How Diversity Helps Literacy
Ethnicity and Literacy
The importance of showcasing diversity in books for children has grown as the ethnic makeup of the population in the United States has changed. Among school-aged children, 20% are Hispanic and 15% are African American.[i] The realm of books, however, is far more homogeneous; only 5% of children's books are by or about Africans or African Americans, and merely 2% are by or about Hispanics.[ii]
When teaching to this diverse population, educators not only face the
challenge of providing multicultural books
that all children can identify with, they must also respond to various
levels of literacy in the home. African American and Hispanic adults are
less likely to have a college degree than white or Asian American
adults,[iii] and children whose parents are college-educated are more
likely to be read to at home.[iv]
Studies have shown that being read to and having access to books are important factors in a child’s educational success.[v] In school, African American and Hispanic students get fewer A’s and more D’s and F’s than other students.[vi] Responsible educators are seeking ways to close this gap—but why look at picture books?
In one telling study, a group of African American students overwhelmingly named multicultural books that highlight African American characters and their families, and deal with issues of prejudice or discrimination, as being their favorite books. In contrast, they gave low ratings to books that ignore issues of ethnicity.[vii] Another study shows that "being more enthusiastic about reading and a frequent reader was more of an advantage, on its own, than having well-educated parents in good jobs.”[viii] Making books with characters and situations that students can identify with, and which are accessible to them, greatly increases success.
Building Literacy in English Language Learners
Not only are today's classrooms full of minority students, educators are faced with linguistically diverse schools. Nearly 70% of Hispanic and Asian American children speak languages other than English at home, and 15–20% have difficulty with English.[ix]
Given that being an enthusiastic reader is more important than parents’ education or income, books in the language most accessible to a child can make all the difference.
[i] Forum on Child and Family Statistics. “America's Children: Key National Indicators of Well Being, 2007.” http://childstats.gov/americaschildren/ (Accessed September 27, 2007)

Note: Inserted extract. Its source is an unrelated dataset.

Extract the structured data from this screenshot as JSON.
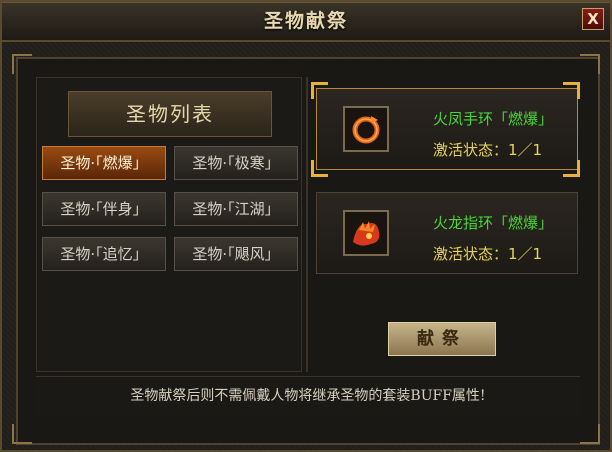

[ii] Cooperative Children's Book Center. "Children's Books By and About People of Color Published in the United States." http://www.education.wisc.edu/ccbc/books/pcstats.htm. (Accessed October 4, 2007).
[iii] U.S. Census Bureau. “Educational Attainment: 2000.” http://www.census.gov/prod/2003pubs/c2kbr-24.pdf (Accessed September 27, 2007)
[iv] Forum on Child and Family Statistics. “America's Children: Key National Indicators of Well-Being, 2007” http://childstats.gov/americaschildren/ (Accessed September 27, 2007)
[v] Jeanine Asche. “Literacy Facts and Statistics.” San Mateo County Library. http://www.smcl.org/services/RAR/Statistics.html (Accessed September 27, 2007).
[vi] Institute of Educational Sciences, U.S. Department of Education. “Digest of Educational Statistics, 2006.” National Center for Education Statistics. http://nces.ed.gov/programs/digest/d06/ (Accessed September 27, 2007)
[vii] Kira Isak Pirofski. “Multicultural Literature and the Children’s Literary Canon.” EdChange Multicultural Pavilion. http://www.edchange.org/multicultural/papers/literature.html (Accessed September 27, 2007)
[viii] Sarah Cassidy. “Reading at Home ‘Is Key to Success’ for Children.” The Independent. November 20, 2002.